Currently we have the following settings:
cpu: 500m
memory: 19073Mi
enabled: true
- -m 18000
- -I 32m
all memcached config settings are set to:
batch_size: 100
parallelism: 100
expiration: 30m
split_queries_by_interval is set to 15m and align_queries_with_step is set to True.
chunk_target_size is 1536000
What it appears like to me is that chunks are filling up the memcache server but they are never being purged. This is also causing logs to not be ingested which seems odd to me, since I thought this cache was for query cache to speed up retrieval for queries. Why is the memcached server being out of memory causing logs to not be ingested, and what would be the recommendation here? Also, I was under the impression that memcached would evict older entries when newer ones were set that would cause it to exceed memory limits?
Hi @stdiluted , we too have deployed the loki-distributed Helm Chart (including memcached) in our Kubernetes clusters and are seeing these error messages.
Actually the distributed helm chart defines multiple memcached instances.

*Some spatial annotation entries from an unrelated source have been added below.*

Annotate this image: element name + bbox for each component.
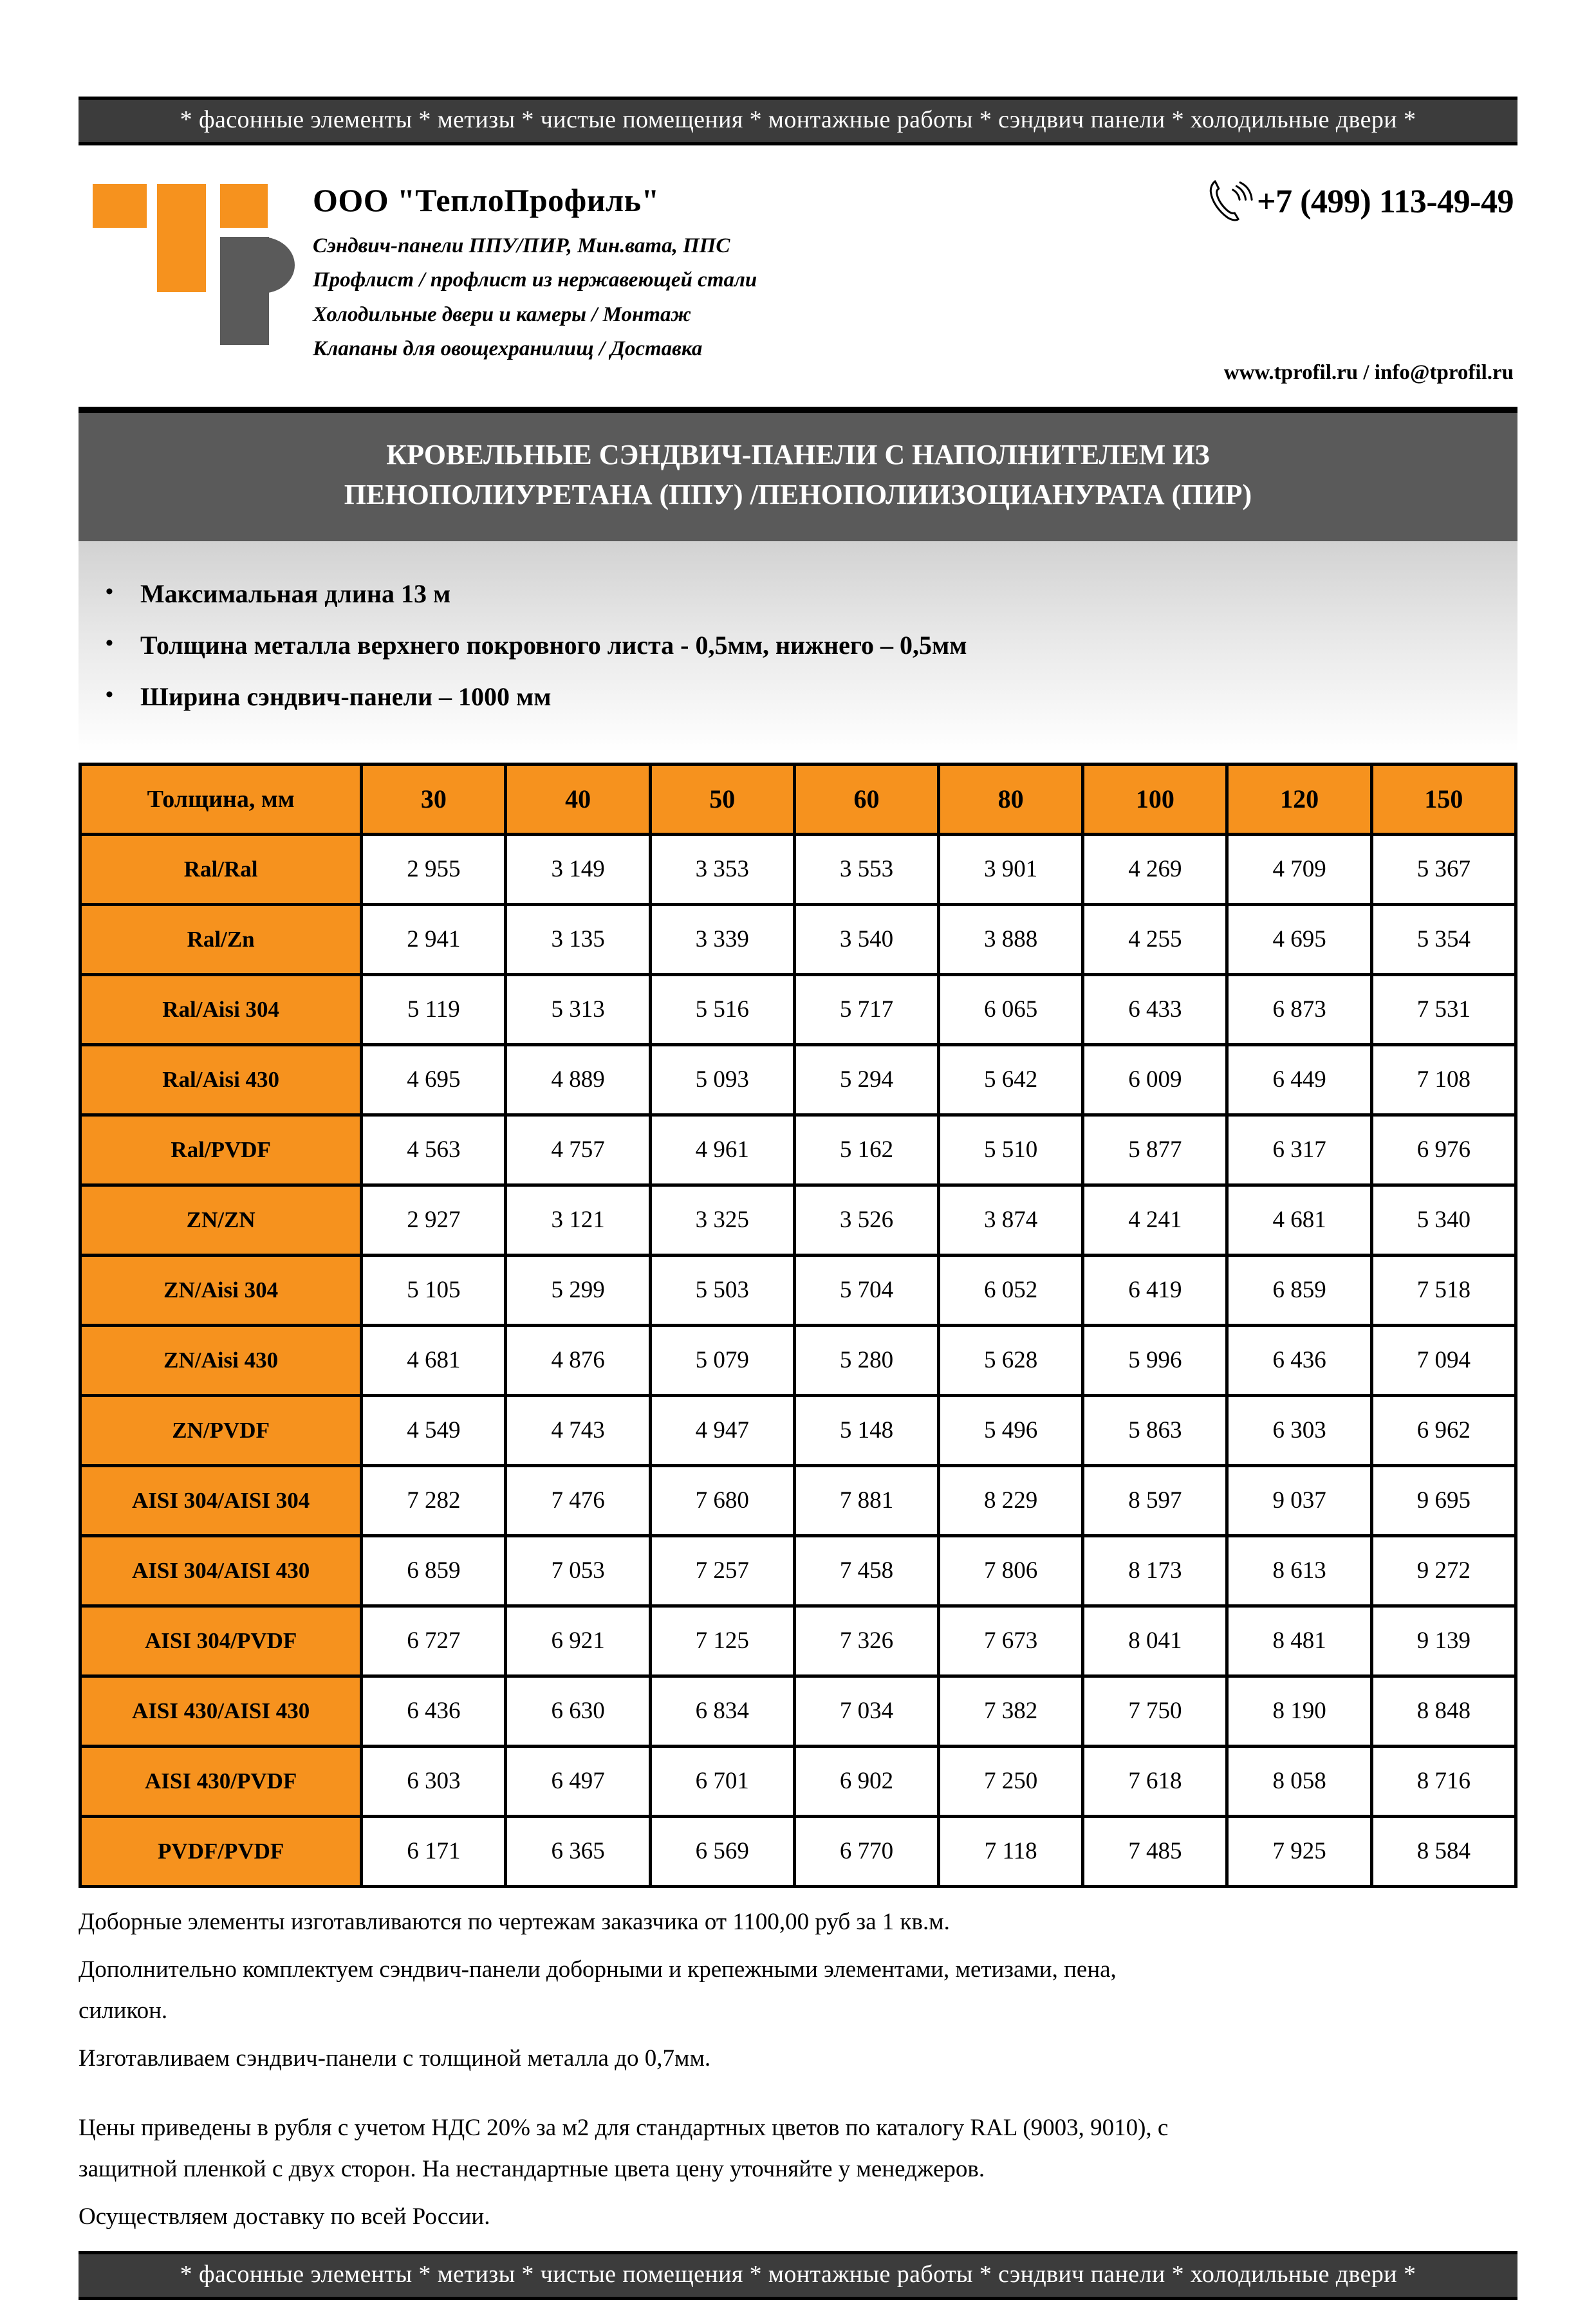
company-tagline-4: Клапаны для овощехранилищ / Доставка bbox=[313, 337, 703, 361]
price-cell: 6 962 bbox=[1371, 1395, 1516, 1465]
price-cell: 5 313 bbox=[506, 974, 650, 1044]
contact-block bbox=[1063, 172, 1517, 390]
price-cell: 7 806 bbox=[939, 1535, 1083, 1606]
table-row bbox=[80, 1325, 1516, 1395]
row-header-13: AISI 430/AISI 430 bbox=[80, 1676, 362, 1746]
price-cell: 2 941 bbox=[362, 904, 506, 974]
bullet-dot-icon: • bbox=[106, 631, 113, 655]
spec-bullet-3: Ширина сэндвич-панели – 1000 мм bbox=[140, 682, 552, 711]
column-header-thickness: Толщина, мм bbox=[80, 764, 362, 834]
price-cell: 7 250 bbox=[939, 1746, 1083, 1816]
phone-icon bbox=[1204, 178, 1253, 227]
price-cell: 8 848 bbox=[1371, 1676, 1516, 1746]
price-cell: 5 503 bbox=[650, 1255, 794, 1325]
list-item bbox=[79, 568, 1517, 620]
table-row bbox=[80, 1465, 1516, 1535]
price-cell: 7 053 bbox=[506, 1535, 650, 1606]
row-header-15: PVDF/PVDF bbox=[80, 1816, 362, 1886]
company-tagline-3: Холодильные двери и камеры / Монтаж bbox=[313, 302, 691, 326]
price-cell: 8 584 bbox=[1371, 1816, 1516, 1886]
column-header-120: 120 bbox=[1227, 764, 1371, 834]
price-cell: 5 877 bbox=[1083, 1115, 1227, 1185]
list-item bbox=[79, 620, 1517, 671]
price-cell: 6 317 bbox=[1227, 1115, 1371, 1185]
price-cell: 3 339 bbox=[650, 904, 794, 974]
row-header-9: ZN/PVDF bbox=[80, 1395, 362, 1465]
price-cell: 4 947 bbox=[650, 1395, 794, 1465]
logo-bar-right bbox=[220, 184, 268, 228]
bottom-marquee-banner: * фасонные элементы * метизы * чистые помещения * монтажные работы * сэндвич панели * холодильные двери * bbox=[79, 2251, 1517, 2300]
price-cell: 6 436 bbox=[362, 1676, 506, 1746]
price-cell: 7 108 bbox=[1371, 1044, 1516, 1115]
price-cell: 4 743 bbox=[506, 1395, 650, 1465]
price-cell: 6 727 bbox=[362, 1606, 506, 1676]
row-header-8: ZN/Aisi 430 bbox=[80, 1325, 362, 1395]
price-cell: 4 549 bbox=[362, 1395, 506, 1465]
note-ceny-a: Цены приведены в рубля с учетом НДС 20% за м2 для стандартных цветов по каталогу RAL (9003, 9010), с bbox=[79, 2114, 1169, 2141]
table-row bbox=[80, 904, 1516, 974]
row-header-14: AISI 430/PVDF bbox=[80, 1746, 362, 1816]
price-cell: 5 299 bbox=[506, 1255, 650, 1325]
price-cell: 8 613 bbox=[1227, 1535, 1371, 1606]
price-cell: 9 695 bbox=[1371, 1465, 1516, 1535]
price-cell: 5 294 bbox=[794, 1044, 938, 1115]
row-header-7: ZN/Aisi 304 bbox=[80, 1255, 362, 1325]
price-cell: 4 255 bbox=[1083, 904, 1227, 974]
price-cell: 7 925 bbox=[1227, 1816, 1371, 1886]
price-cell: 3 149 bbox=[506, 834, 650, 904]
column-header-60: 60 bbox=[794, 764, 938, 834]
row-header-1: Ral/Ral bbox=[80, 834, 362, 904]
price-cell: 6 303 bbox=[1227, 1395, 1371, 1465]
row-header-4: Ral/Aisi 430 bbox=[80, 1044, 362, 1115]
bullet-dot-icon: • bbox=[106, 579, 113, 604]
table-row bbox=[80, 974, 1516, 1044]
price-cell: 4 695 bbox=[1227, 904, 1371, 974]
price-cell: 5 642 bbox=[939, 1044, 1083, 1115]
price-cell: 3 325 bbox=[650, 1185, 794, 1255]
price-cell: 4 961 bbox=[650, 1115, 794, 1185]
price-cell: 6 569 bbox=[650, 1816, 794, 1886]
row-header-2: Ral/Zn bbox=[80, 904, 362, 974]
price-cell: 7 094 bbox=[1371, 1325, 1516, 1395]
price-cell: 3 553 bbox=[794, 834, 938, 904]
price-cell: 7 282 bbox=[362, 1465, 506, 1535]
price-cell: 5 704 bbox=[794, 1255, 938, 1325]
price-cell: 6 052 bbox=[939, 1255, 1083, 1325]
table-row bbox=[80, 1816, 1516, 1886]
price-cell: 7 673 bbox=[939, 1606, 1083, 1676]
price-cell: 6 630 bbox=[506, 1676, 650, 1746]
table-row bbox=[80, 1044, 1516, 1115]
note-dostavka: Осуществляем доставку по всей России. bbox=[79, 2203, 490, 2230]
table-row bbox=[80, 1606, 1516, 1676]
price-cell: 5 162 bbox=[794, 1115, 938, 1185]
price-cell: 7 476 bbox=[506, 1465, 650, 1535]
price-cell: 4 889 bbox=[506, 1044, 650, 1115]
row-header-3: Ral/Aisi 304 bbox=[80, 974, 362, 1044]
price-cell: 5 148 bbox=[794, 1395, 938, 1465]
column-header-80: 80 bbox=[939, 764, 1083, 834]
price-cell: 4 876 bbox=[506, 1325, 650, 1395]
row-header-6: ZN/ZN bbox=[80, 1185, 362, 1255]
price-table bbox=[79, 763, 1517, 1888]
column-header-50: 50 bbox=[650, 764, 794, 834]
note-ceny-b: защитной пленкой с двух сторон. На нестандартные цвета цену уточняйте у менеджеров. bbox=[79, 2155, 985, 2182]
notes-block bbox=[79, 1888, 1517, 2251]
price-cell: 4 681 bbox=[362, 1325, 506, 1395]
top-marquee-banner: * фасонные элементы * метизы * чистые помещения * монтажные работы * сэндвич панели * холодильные двери * bbox=[79, 97, 1517, 145]
table-row bbox=[80, 1115, 1516, 1185]
table-row bbox=[80, 1185, 1516, 1255]
price-cell: 4 241 bbox=[1083, 1185, 1227, 1255]
table-row bbox=[80, 1676, 1516, 1746]
price-cell: 5 340 bbox=[1371, 1185, 1516, 1255]
price-cell: 5 105 bbox=[362, 1255, 506, 1325]
price-cell: 4 269 bbox=[1083, 834, 1227, 904]
column-header-30: 30 bbox=[362, 764, 506, 834]
price-cell: 7 118 bbox=[939, 1816, 1083, 1886]
website-email[interactable]: www.tprofil.ru / info@tprofil.ru bbox=[1223, 360, 1514, 384]
price-cell: 8 229 bbox=[939, 1465, 1083, 1535]
price-cell: 6 859 bbox=[362, 1535, 506, 1606]
price-cell: 7 750 bbox=[1083, 1676, 1227, 1746]
price-cell: 6 976 bbox=[1371, 1115, 1516, 1185]
logo-bar-stem bbox=[157, 184, 206, 292]
price-cell: 6 009 bbox=[1083, 1044, 1227, 1115]
table-row bbox=[80, 1255, 1516, 1325]
price-cell: 5 280 bbox=[794, 1325, 938, 1395]
note-tolshina: Изготавливаем сэндвич-панели с толщиной металла до 0,7мм. bbox=[79, 2045, 711, 2072]
price-cell: 4 695 bbox=[362, 1044, 506, 1115]
price-cell: 9 037 bbox=[1227, 1465, 1371, 1535]
price-cell: 7 881 bbox=[794, 1465, 938, 1535]
price-cell: 7 680 bbox=[650, 1465, 794, 1535]
price-cell: 4 757 bbox=[506, 1115, 650, 1185]
price-cell: 7 382 bbox=[939, 1676, 1083, 1746]
price-cell: 6 365 bbox=[506, 1816, 650, 1886]
bullet-dot-icon: • bbox=[106, 682, 113, 707]
note-komplekt-a: Дополнительно комплектуем сэндвич-панели доборными и крепежными элементами, метизами, пена, bbox=[79, 1956, 1117, 1983]
price-cell: 7 257 bbox=[650, 1535, 794, 1606]
price-cell: 7 518 bbox=[1371, 1255, 1516, 1325]
price-cell: 6 873 bbox=[1227, 974, 1371, 1044]
row-header-10: AISI 304/AISI 304 bbox=[80, 1465, 362, 1535]
price-cell: 4 681 bbox=[1227, 1185, 1371, 1255]
table-row bbox=[80, 1746, 1516, 1816]
company-info bbox=[291, 172, 1063, 367]
price-cell: 6 770 bbox=[794, 1816, 938, 1886]
price-cell: 3 121 bbox=[506, 1185, 650, 1255]
page-title-line-2: ПЕНОПОЛИУРЕТАНА (ППУ) /ПЕНОПОЛИИЗОЦИАНУРАТА (ПИР) bbox=[344, 479, 1252, 511]
price-cell: 2 927 bbox=[362, 1185, 506, 1255]
price-cell: 7 485 bbox=[1083, 1816, 1227, 1886]
price-cell: 6 065 bbox=[939, 974, 1083, 1044]
price-cell: 6 902 bbox=[794, 1746, 938, 1816]
company-tagline-2: Профлист / профлист из нержавеющей стали bbox=[313, 268, 757, 292]
price-cell: 5 863 bbox=[1083, 1395, 1227, 1465]
price-cell: 5 119 bbox=[362, 974, 506, 1044]
price-cell: 5 510 bbox=[939, 1115, 1083, 1185]
price-cell: 3 353 bbox=[650, 834, 794, 904]
price-cell: 5 996 bbox=[1083, 1325, 1227, 1395]
price-cell: 7 034 bbox=[794, 1676, 938, 1746]
price-cell: 4 563 bbox=[362, 1115, 506, 1185]
logo-block bbox=[79, 172, 291, 366]
price-cell: 2 955 bbox=[362, 834, 506, 904]
price-cell: 7 458 bbox=[794, 1535, 938, 1606]
row-header-5: Ral/PVDF bbox=[80, 1115, 362, 1185]
price-cell: 3 135 bbox=[506, 904, 650, 974]
price-cell: 6 419 bbox=[1083, 1255, 1227, 1325]
price-cell: 7 326 bbox=[794, 1606, 938, 1676]
price-cell: 6 921 bbox=[506, 1606, 650, 1676]
price-cell: 6 171 bbox=[362, 1816, 506, 1886]
note-dobornye: Доборные элементы изготавливаются по чертежам заказчика от 1100,00 руб за 1 кв.м. bbox=[79, 1908, 950, 1935]
spec-bullet-2: Толщина металла верхнего покровного листа - 0,5мм, нижнего – 0,5мм bbox=[140, 630, 967, 660]
price-cell: 6 303 bbox=[362, 1746, 506, 1816]
price-table-wrapper bbox=[79, 752, 1517, 1888]
price-cell: 5 628 bbox=[939, 1325, 1083, 1395]
column-header-100: 100 bbox=[1083, 764, 1227, 834]
price-cell: 7 618 bbox=[1083, 1746, 1227, 1816]
table-header-row bbox=[80, 764, 1516, 834]
phone-number[interactable]: +7 (499) 113-49-49 bbox=[1256, 183, 1514, 221]
price-cell: 3 874 bbox=[939, 1185, 1083, 1255]
price-cell: 6 834 bbox=[650, 1676, 794, 1746]
price-cell: 6 859 bbox=[1227, 1255, 1371, 1325]
price-cell: 5 367 bbox=[1371, 834, 1516, 904]
price-cell: 6 436 bbox=[1227, 1325, 1371, 1395]
row-header-11: AISI 304/AISI 430 bbox=[80, 1535, 362, 1606]
price-cell: 6 449 bbox=[1227, 1044, 1371, 1115]
price-cell: 8 597 bbox=[1083, 1465, 1227, 1535]
price-cell: 8 716 bbox=[1371, 1746, 1516, 1816]
price-cell: 6 701 bbox=[650, 1746, 794, 1816]
price-cell: 8 041 bbox=[1083, 1606, 1227, 1676]
price-cell: 8 058 bbox=[1227, 1746, 1371, 1816]
list-item bbox=[79, 671, 1517, 723]
price-cell: 5 717 bbox=[794, 974, 938, 1044]
spec-bullet-1: Максимальная длина 13 м bbox=[140, 579, 451, 608]
price-cell: 5 093 bbox=[650, 1044, 794, 1115]
logo-bar-left bbox=[93, 184, 147, 228]
price-cell: 8 190 bbox=[1227, 1676, 1371, 1746]
page-title bbox=[79, 411, 1517, 541]
page-title-line-1: КРОВЕЛЬНЫЕ СЭНДВИЧ-ПАНЕЛИ С НАПОЛНИТЕЛЕМ ИЗ bbox=[386, 438, 1210, 470]
price-cell: 5 496 bbox=[939, 1395, 1083, 1465]
price-cell: 3 888 bbox=[939, 904, 1083, 974]
price-table-head bbox=[80, 764, 1516, 834]
table-row bbox=[80, 1535, 1516, 1606]
row-header-12: AISI 304/PVDF bbox=[80, 1606, 362, 1676]
price-cell: 8 173 bbox=[1083, 1535, 1227, 1606]
price-cell: 5 516 bbox=[650, 974, 794, 1044]
price-cell: 3 901 bbox=[939, 834, 1083, 904]
note-komplekt-b: силикон. bbox=[79, 1997, 168, 2024]
company-name: ООО "ТеплоПрофиль" bbox=[313, 181, 660, 218]
logo-p-bowl bbox=[261, 237, 295, 293]
spec-bullet-list bbox=[79, 541, 1517, 752]
column-header-150: 150 bbox=[1371, 764, 1516, 834]
document-header bbox=[79, 145, 1517, 404]
price-cell: 7 125 bbox=[650, 1606, 794, 1676]
price-cell: 3 526 bbox=[794, 1185, 938, 1255]
tp-logo-icon bbox=[93, 172, 286, 366]
column-header-40: 40 bbox=[506, 764, 650, 834]
price-table-body bbox=[80, 834, 1516, 1886]
price-cell: 3 540 bbox=[794, 904, 938, 974]
price-cell: 8 481 bbox=[1227, 1606, 1371, 1676]
table-row bbox=[80, 834, 1516, 904]
price-cell: 6 497 bbox=[506, 1746, 650, 1816]
price-cell: 5 354 bbox=[1371, 904, 1516, 974]
company-tagline-1: Сэндвич-панели ППУ/ПИР, Мин.вата, ППС bbox=[313, 234, 730, 257]
price-cell: 6 433 bbox=[1083, 974, 1227, 1044]
phone-row[interactable] bbox=[1063, 178, 1514, 227]
price-cell: 9 272 bbox=[1371, 1535, 1516, 1606]
price-cell: 7 531 bbox=[1371, 974, 1516, 1044]
price-cell: 5 079 bbox=[650, 1325, 794, 1395]
table-row bbox=[80, 1395, 1516, 1465]
price-cell: 4 709 bbox=[1227, 834, 1371, 904]
price-cell: 9 139 bbox=[1371, 1606, 1516, 1676]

And the one that is related to the ingesters is a different one than the one that is used for the queries.
loki-distributed-memcached-chunks-1 memcached >29 SERVER_ERROR Out of memory during read
loki-distributed-ingester-1 ingester level=error ts=2022-02-22T12:03:00.672944713Z caller=memcached.go:224 msg="failed to put to memcached" name=chunks err="server=redacted:11211: memcache: unexpected response line from \"set\": \"SERVER_ERROR Out of memory during read\\r\\n\""
loki-distributed-ingester-1 ingester level=error ts=2022-02-22T12:03:00.842328067Z caller=memcached.go:224 msg="failed to put to memcached" name=chunks err="server=redacted:11211: memcache: unexpected response line from \"set\": \"SERVER_ERROR Out of memory during read\\r\\n\""
Could it be that your uploads for the logs are too slow? Then the chunks would pile up faster than they can be removed and thus create memory issues in memcached.